Home » Business » Is Deflation a Bigger Devil? [opinion]

Figures released last week showed that the country recorded negative annual inflation rate of 0,91 percent for the month of March. This is the second consecutive month that inflation has fallen into negative, with February annual rate of inflation at negative 0,49 percent.

Essentially, a deflationary trend has just developed, if it sustains then the country could fall into full blown deflation. Going down memory lane, six years and back, the country’s inflation was another story. Hyperinflation was at its peak and recorded as one of the highest in the world history. Effects of the period are still vivid in people’s minds, and the common man might actually rejoice at the news that inflation has hit negative. However, deflation is a monster in its own right and when compared with hyperinflation, could be just another side of the same coin. Worse still, could deflation actually be a bigger devil?

Simply defined, deflation is a decrease in the general price level of goods and services and occurs when inflation rate falls below 0 percent.

Initially, the country’s inflation fell into negative a few months just after dollarisation, recording negative 7,7 percent in December 2009, being the highest deflation rate since dollarisation.

Understandably, the circulation of foreign currency was still low as the economy was still adjusting to a new monetary system.
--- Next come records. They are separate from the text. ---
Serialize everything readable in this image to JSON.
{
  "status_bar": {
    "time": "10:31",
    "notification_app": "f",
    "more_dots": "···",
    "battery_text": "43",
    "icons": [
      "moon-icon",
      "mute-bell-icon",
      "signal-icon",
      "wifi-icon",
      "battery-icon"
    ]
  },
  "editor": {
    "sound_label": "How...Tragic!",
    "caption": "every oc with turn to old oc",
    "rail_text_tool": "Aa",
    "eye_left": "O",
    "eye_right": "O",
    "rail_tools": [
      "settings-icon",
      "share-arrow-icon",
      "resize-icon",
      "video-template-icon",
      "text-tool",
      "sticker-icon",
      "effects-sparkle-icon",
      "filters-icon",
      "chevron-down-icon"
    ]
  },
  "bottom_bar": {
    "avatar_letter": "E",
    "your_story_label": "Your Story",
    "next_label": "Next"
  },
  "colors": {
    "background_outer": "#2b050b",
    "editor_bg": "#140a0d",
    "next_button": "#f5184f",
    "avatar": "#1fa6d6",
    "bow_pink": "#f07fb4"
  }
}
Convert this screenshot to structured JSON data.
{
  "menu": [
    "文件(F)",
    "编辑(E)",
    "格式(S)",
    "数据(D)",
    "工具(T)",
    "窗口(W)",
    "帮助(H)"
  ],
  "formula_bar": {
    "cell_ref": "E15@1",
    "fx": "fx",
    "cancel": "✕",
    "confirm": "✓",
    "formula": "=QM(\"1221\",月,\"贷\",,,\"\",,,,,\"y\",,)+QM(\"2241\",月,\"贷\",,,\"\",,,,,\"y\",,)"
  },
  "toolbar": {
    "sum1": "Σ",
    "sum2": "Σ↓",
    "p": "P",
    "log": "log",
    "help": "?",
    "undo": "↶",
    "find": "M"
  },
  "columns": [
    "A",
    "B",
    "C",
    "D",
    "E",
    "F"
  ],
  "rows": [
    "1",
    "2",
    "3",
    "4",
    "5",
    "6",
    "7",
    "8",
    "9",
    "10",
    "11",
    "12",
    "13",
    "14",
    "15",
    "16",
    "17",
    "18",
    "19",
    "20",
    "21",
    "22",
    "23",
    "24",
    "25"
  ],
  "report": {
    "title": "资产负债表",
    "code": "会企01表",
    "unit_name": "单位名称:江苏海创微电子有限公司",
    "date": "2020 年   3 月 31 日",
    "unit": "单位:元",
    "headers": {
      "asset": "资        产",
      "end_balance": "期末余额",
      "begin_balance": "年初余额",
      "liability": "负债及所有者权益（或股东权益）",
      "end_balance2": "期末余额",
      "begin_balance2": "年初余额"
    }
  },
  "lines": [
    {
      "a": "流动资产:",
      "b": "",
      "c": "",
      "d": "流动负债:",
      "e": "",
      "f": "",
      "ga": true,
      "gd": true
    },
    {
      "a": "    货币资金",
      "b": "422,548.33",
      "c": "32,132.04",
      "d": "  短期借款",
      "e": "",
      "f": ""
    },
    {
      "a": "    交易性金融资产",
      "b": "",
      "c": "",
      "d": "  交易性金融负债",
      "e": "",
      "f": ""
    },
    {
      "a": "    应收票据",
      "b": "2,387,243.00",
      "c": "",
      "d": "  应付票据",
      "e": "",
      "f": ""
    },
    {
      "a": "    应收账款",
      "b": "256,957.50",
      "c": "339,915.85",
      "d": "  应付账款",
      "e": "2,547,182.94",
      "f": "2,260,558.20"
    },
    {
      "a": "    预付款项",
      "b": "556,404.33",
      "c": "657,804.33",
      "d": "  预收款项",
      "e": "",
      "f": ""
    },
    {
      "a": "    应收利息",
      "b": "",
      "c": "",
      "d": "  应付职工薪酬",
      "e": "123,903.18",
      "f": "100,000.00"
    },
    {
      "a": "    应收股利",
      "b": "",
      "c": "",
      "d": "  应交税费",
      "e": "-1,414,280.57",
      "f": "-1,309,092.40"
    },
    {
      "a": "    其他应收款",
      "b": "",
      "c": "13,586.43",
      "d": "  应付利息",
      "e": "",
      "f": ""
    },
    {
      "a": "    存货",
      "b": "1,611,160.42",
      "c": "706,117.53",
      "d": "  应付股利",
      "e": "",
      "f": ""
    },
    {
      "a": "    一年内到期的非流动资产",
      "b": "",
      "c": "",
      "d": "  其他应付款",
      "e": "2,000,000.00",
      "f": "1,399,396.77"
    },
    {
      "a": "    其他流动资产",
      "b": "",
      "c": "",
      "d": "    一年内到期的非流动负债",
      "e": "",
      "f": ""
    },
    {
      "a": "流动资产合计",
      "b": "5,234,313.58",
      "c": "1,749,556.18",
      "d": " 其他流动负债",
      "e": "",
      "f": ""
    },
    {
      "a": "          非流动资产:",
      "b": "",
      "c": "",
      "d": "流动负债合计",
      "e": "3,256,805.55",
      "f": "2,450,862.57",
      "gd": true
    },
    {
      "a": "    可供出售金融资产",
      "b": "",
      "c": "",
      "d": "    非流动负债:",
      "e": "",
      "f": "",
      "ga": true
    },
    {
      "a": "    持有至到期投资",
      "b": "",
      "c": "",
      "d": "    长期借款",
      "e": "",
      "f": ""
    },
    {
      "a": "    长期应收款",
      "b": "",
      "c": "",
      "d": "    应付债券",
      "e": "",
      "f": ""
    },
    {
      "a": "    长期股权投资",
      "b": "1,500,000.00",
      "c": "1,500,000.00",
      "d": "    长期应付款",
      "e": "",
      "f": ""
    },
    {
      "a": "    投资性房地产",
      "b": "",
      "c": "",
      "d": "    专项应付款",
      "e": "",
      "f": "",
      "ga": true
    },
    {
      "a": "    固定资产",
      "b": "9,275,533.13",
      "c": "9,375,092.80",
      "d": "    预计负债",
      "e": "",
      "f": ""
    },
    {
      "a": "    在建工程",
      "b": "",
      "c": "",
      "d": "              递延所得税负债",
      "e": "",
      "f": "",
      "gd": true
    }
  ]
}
With time, inflation managed to break through into positive in March 2010, peaking at 6 percent in May 2010, and kept an upward momentum until around March 2013. From then on, inflation has been on a down trend and by late last year there were fears that the country was slowly breaking into deflation.

Year on year negative inflation rates for February and March confirmed those fears and additionally fundamentals on the ground are suggesting that the rate might continue trending southwards.

Considering that our inflation was once positive, the question is how did we get into the predicament of deflation? The main reason attributed to this has been that of weakening demand.

Various reports have indicated that companies were either closing shop or downsizing as the harsh economic environment is making it difficult for businesses to stay afloat. With an increase in the number of people losing the jobs, naturally the aggregate income would narrow.

Amid that, consumers have been forced to scale down on their spending. This, in turn, has gone back to harm the companies through declined sales volumes and therefore lower revenues. Delta is a most recent case to have cautioned the market that they are expecting a 1 percent decline in revenue for their financial year to March 2014 owing to depressed sales volumes in most of their key beverage lines.

The first quarter of 2014 witnessed the greatest decline in volumes compared to the other periods of their financial year, which concurs with the inflation statistics for February and March of this year.

Seemingly, hyperinflation is just the opposite side of deflation, where prices are increasing much faster than the level of production. Generally production is highly constraint and supply into the market is way lower than demand.

As a result, exports also decrease to very low levels and this causes a shortage of foreign currency. Periods just before dollarisation, hyperinflation was so rife that money was losing value by the day.

Shops were empty, and consumers were unable to satisfy their demand as there was no supply.

Assets lost value, and pension schemes that constituted a lifetime of savings were completely wiped out.

It was tragic for those that were on retirement as they could not receive any meaningful pension payouts.

In addition, the central bank had to continually print money, an act which has mainly been blamed for fuelling inflation in the first place. Rebasing currency was also the order of the day. For many, hyperinflation is a nightmare they do want wish to re-live.

Given such a horrific experience, and comparing hyperinflation with deflation, would deflation not be a better devil, given the two? For many, it is the general fear of shortages of basic commodities that would make them relatively comfortable in the present scenario.

However this is a myopic view and the long term effect of lower demand is more companies folding up because they are not able to generate optimal revenues enough to be profitable. In this US dollar economy, continuous losses cannot go on without repercussions.

In the long term, the economy falls into recession, and most of the features of hyperinflation also knock in as well.

On overall, given the effects of both deflation and hyperinflation, both positions are undesirable. Central bank authorities across the world have usually agreed on a range of between 2 percent and 6 percent as an inflation rate target.

Of course, economic situations differ among countries, but having a benchmark such as this one helps in giving pointers of when a Government ought to act to prevent a swing into either deflation or excessive inflation.

Layman’s perspective on deflation is that it is a preferred predicament to hyperinflation.

This is however a short term view as it fails to look at the bigger picture.

The problems that deflation presents to industries of a country, are big enough to threaten the closure of the same. This just streams down to the consumer through lower disposable income and therefore tightened spending than before. At the same time hyperinflation is no cocktail either.

The rate at which assets lose value is alarming and producers, especially those that import raw materials, are faced with serious bottlenecks in production. Therefore, any country should have a target inflation rate that is optimal for economic development.

In the case of Zimbabwe, to be able to push its inflation level to that point, it requires a stimulus through liquidity injection, to revamp business activity and induce spending again.

Considering that Government is not in a position to provide bailout packages, an inflow of foreign capital will therefore be necessary to awaken companies from their slumber.

Otherwise, deflationary pressures might continue and push the economy into recession.